IMF staff issued its customary review of Turkish economy and economic policy, which while praising the austerity program, remained very critical of its gradual nature, advising prolonged “tight financial conditions” and “fiscal consolidation” synonyms for “higher for longer” in monetary policy and painful spending cuts in the upcoming 2025 budget.
Progress in austerity praised
“A turnaround in economic policies since mid-2023 tightened Türkiye’s overall policy mix, sharply reducing crisis risks and raising confidence. The current account deficit fell to 2.7 percent of GDP in 2024:Q1, market sentiment improved, international reserves (net of swaps and other liabilities) increased by US$91 billion since April, international credit agencies upgraded Türkiye’s sovereign risk rating, and CDS spreads have declined nearly 440 bp since mid-2023. Headline inflation has started easing in the summer, but it remains high. The financial and corporate sectors have so far weathered liberalization and policy tightening without visible stress.”

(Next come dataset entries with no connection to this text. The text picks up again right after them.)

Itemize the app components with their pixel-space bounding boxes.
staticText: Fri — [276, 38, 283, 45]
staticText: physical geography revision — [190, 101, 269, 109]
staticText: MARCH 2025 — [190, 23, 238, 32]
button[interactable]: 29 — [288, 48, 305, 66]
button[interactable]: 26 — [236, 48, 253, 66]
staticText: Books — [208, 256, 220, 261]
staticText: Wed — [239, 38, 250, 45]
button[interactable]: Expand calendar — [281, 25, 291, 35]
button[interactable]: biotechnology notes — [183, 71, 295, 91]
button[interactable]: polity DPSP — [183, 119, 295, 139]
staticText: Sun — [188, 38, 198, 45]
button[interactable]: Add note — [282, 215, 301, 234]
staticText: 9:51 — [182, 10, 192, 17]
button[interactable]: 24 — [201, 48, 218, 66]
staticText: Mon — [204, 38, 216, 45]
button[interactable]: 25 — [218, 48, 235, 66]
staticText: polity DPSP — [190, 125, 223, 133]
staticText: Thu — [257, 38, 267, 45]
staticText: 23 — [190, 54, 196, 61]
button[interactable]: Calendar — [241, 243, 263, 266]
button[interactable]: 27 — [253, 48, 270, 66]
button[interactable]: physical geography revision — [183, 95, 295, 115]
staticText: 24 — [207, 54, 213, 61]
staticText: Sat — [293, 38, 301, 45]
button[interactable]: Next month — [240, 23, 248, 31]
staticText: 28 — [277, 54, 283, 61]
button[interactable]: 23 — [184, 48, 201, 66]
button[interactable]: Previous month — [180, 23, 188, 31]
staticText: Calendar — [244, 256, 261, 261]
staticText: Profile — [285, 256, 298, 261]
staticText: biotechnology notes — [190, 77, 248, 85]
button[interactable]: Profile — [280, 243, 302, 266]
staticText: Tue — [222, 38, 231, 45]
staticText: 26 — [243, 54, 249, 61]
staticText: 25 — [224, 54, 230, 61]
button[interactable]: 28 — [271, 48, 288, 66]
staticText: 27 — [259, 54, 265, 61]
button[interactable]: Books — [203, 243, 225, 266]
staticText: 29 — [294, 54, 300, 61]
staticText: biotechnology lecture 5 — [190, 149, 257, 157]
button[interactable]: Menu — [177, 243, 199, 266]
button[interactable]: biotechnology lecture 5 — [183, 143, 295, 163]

But, the costs of the belt-tightening were also highlighted:
Tight monetary and incomes policies will weigh on domestic demand, bringing 2024 growth to around 3.4 percent. Despite favorable base effects, still-strong inertia would keep inflation at around 43 percent (y/y) at end-December. On the external front, the current account deficit would continue to fall to around 2.2 percent of GDP. In 2025, with fiscal policy expected to turn contractionary and real policy rates remaining positive, growth would further moderate to 2.7 percent, and inflation fall to around 24 percent. In the medium term, a further drop in inflation would boost confidence, and growth would rise back toward potential of 3.5-4 percent. Export growth would keep the current account deficit around 2 percent, and international reserves would stay above 100 percent of the IMF’s reserve adequacy metric.”
Note that on the positive side IMF is signaling default risk for Turkey is low on account of strong reserve build-up, but its 2025 inflation forecast is 10 percentage points higher than that of the Central Bank.
And, here come the veiled jabs at economic policy
“While the authorities’ gradual approach to fighting inflation aims to limit the impact on growth, it bears downside risks. It prolongs the period during which risks and shocks that could derail disinflation might occur, such as higher global energy prices, geopolitical tensions arising from the conflict in the middle east or the war in Ukraine, or a reversal of capital flows
Policy recommendations promise further pain:
“A tighter policy mix, focused on fiscal policy, would reduce risks and bring inflation down more quickly and sustainably. Fiscal, monetary, and incomes policies will all need to work together. While there would be a short-term cost to growth from tighter policies, a rapid disinflation is more likely to be sustainable, and would strengthen medium-term growth and financial stability.”
Taken together, and front loaded to the extent possible, measures amounting to around 2.5 percent of GDP would better calibrate the fiscal impulse over 2024-2025 to support the disinflation effort.
The tight monetary policy stance will need to be kept until headline inflation and inflation expectations fall to the CBRT’s forecast range. Financial conditions will tighten as inflation expectations continue to fall, but should sequential inflation not continue to fall toward a path consistent with the end-2025 target range, additional tightening might be called for.
Setting prices, wages, and other contracts (such as rents) annually and according to forward-looking inflation is key to resetting expectations and protecting competitiveness. Once relative prices have adjusted, any backward-looking indexation should be eliminated, and public sector administered prices aligned with production and maintenance costs.”
In other words, the annual minimum wage, pension and civil services pay ought to be hiked by forecasted inflation, not to compensate recipients for accumulated inflation of 2024. If followed, this recommendation will elicit howls of protest from low and middle income classes.
Nevertheless, it is a credit to Mehmet Simsek that he allowed the report to be published despite its no-nonsense recommendation amounting to “No pain, no gain”.